J provided contact information for family, friends, work colleagues and professors to call in support of her story. We called these people and were told very consistent stories of the struggles J had suffered since the crash and the changes they saw. We compiled pictures showing the stark contrast in J before vs. after the crash. At this point, we felt we had a compelling story to tell on how this car wreck totally changed J’s filed.

We began working on the case and filed a lawsuit in the State Court of Dekalb County dead set on proving she had suffered a brain injury in the wreck.

-we had J make updated visits to a vision specialist and neurologist. We compiled evidence of poor eye movement, poor tracking, inaccurate focusing and reduced depth perception and had prism lenses prescribed to improve her symptoms. We coupled this with testing which objectively found abnormalities consistent with post-traumatic vision syndrome, caused by a TBI.

-we obtained an updated MRI report from a neuroradiologist which showed objective evidence of traumatic brain injury in the form of a hemosiderin deposit in J’s left frontal lobe, injury to the corpus callosum and evidence of axonal shearing. This was consistent with where her head hit the windshield.

-J underwent a neuropsychological test which showed cognitive proficiency losses.

We then educated the other insurance company on all of this.

-we sent them medical records and notes,

-we took trial depositions of J’s vision specialist.

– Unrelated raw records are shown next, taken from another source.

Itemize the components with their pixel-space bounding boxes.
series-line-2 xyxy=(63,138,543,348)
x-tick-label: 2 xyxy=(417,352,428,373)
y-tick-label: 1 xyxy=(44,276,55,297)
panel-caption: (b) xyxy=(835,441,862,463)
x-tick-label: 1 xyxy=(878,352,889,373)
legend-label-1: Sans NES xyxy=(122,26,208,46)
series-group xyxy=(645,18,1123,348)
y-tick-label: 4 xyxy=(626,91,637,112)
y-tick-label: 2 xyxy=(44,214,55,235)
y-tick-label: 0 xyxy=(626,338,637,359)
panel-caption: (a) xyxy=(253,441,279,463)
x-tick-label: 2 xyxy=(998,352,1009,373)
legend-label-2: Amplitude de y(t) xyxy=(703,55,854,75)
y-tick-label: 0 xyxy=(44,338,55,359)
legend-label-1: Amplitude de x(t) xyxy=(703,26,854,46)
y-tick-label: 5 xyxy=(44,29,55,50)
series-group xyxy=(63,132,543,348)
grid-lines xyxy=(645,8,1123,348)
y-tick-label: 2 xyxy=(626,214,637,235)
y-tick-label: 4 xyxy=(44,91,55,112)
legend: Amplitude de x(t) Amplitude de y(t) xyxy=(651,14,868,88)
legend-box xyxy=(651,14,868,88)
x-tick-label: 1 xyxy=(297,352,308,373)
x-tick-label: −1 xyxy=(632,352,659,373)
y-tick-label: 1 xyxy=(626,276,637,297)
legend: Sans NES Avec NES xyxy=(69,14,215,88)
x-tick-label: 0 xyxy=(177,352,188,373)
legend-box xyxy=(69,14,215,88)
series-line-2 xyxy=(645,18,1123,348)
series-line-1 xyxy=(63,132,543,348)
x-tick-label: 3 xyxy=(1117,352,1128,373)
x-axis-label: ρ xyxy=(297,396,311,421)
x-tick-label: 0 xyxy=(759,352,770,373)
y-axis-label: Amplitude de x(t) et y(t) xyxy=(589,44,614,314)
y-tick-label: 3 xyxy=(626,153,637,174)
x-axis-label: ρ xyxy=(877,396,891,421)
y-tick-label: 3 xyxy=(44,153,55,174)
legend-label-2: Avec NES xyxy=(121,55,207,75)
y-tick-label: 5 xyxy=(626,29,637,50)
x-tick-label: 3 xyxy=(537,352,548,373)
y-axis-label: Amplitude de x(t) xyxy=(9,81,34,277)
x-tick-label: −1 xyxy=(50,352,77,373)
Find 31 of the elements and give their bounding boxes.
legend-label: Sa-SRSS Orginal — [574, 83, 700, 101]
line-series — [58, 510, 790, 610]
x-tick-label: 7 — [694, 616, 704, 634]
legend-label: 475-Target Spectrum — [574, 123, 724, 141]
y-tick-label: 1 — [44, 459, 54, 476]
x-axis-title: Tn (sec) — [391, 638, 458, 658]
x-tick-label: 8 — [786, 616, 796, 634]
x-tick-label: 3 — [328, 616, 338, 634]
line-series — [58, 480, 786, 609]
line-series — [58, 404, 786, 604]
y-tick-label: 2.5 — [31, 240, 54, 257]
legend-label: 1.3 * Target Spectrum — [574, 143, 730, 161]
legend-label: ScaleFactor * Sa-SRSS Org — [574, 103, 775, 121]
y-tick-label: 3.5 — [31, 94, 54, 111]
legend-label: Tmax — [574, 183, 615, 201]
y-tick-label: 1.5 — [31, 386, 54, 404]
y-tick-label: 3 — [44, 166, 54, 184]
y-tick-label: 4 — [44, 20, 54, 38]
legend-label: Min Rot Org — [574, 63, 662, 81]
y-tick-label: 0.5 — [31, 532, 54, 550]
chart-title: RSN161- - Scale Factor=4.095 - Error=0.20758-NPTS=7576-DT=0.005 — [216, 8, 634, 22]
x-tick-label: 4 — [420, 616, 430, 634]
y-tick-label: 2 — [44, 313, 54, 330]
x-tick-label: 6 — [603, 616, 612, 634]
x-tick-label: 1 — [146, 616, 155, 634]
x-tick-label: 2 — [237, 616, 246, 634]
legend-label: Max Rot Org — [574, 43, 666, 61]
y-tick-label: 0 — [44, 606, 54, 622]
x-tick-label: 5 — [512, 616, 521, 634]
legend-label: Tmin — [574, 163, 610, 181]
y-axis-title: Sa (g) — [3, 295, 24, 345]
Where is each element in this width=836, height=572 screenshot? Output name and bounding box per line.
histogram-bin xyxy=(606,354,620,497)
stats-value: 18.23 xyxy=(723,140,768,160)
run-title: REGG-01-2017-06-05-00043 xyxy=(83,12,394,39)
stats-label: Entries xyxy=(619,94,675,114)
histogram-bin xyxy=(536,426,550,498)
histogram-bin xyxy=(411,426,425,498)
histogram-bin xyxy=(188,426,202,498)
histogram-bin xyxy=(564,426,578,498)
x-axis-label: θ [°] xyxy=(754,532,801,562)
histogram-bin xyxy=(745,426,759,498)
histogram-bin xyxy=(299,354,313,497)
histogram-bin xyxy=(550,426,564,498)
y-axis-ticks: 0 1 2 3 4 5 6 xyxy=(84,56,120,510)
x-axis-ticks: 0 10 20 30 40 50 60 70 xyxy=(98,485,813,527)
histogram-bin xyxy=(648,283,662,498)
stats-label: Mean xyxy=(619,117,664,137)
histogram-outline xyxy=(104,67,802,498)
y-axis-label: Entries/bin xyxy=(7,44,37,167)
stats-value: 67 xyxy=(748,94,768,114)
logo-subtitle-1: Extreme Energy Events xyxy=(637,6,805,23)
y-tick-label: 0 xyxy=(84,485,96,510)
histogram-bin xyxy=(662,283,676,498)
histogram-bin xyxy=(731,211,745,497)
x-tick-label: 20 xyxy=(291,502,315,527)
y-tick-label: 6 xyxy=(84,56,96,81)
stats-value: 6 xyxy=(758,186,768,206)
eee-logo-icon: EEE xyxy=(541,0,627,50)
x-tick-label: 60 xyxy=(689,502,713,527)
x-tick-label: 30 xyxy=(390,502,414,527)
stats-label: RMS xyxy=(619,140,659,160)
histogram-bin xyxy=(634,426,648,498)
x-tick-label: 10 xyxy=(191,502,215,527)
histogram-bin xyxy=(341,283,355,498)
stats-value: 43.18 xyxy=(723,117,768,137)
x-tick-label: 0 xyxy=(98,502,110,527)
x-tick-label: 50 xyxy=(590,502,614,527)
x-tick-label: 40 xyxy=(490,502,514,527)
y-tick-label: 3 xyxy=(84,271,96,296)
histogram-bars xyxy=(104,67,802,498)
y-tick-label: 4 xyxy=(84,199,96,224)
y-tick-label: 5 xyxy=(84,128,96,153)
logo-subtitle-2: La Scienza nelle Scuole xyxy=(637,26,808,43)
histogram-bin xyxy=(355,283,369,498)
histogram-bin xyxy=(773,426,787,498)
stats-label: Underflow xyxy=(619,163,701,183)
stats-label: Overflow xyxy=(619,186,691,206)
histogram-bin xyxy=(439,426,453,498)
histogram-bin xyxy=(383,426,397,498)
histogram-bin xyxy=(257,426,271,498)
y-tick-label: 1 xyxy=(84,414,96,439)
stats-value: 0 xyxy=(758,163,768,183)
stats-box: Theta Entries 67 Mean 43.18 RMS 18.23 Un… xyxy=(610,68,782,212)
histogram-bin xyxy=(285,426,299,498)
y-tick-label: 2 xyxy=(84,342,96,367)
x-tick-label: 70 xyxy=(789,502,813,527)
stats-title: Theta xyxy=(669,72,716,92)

-we took impactful trial depositions of J’s professors who provided testimony of her struggles in school and who testified that she was an engaged, valued, high performing member of the student body before her injury – and that everything about her abruptly changed after the crash. They testified she would have finished her graduate program if the crash didn’t happen and testified about the struggles they anticipate she will face in employment going forward.

-we obtained a narrative from her neurologist.

-we obtained statements from her son about her changes at home.

The insurance company for the at fault driver took J’s deposition and then suggested a mediation to try and resolve the case as we had clearly proven our case. At mediation, we were able to resolve the case for $2,500,000.

My meeting with J after the case resolved was far different from our first meeting! J’s mood and spirts were very positive and we introduced her to financial tools which she will be able to use to get her life back on track. With some smart planning and she will have financial security for life.

Wonder if J ever told her first attorney who dropped her because he didn’t believe in her injury and didn’t want to file a lawsuit how the case turned out??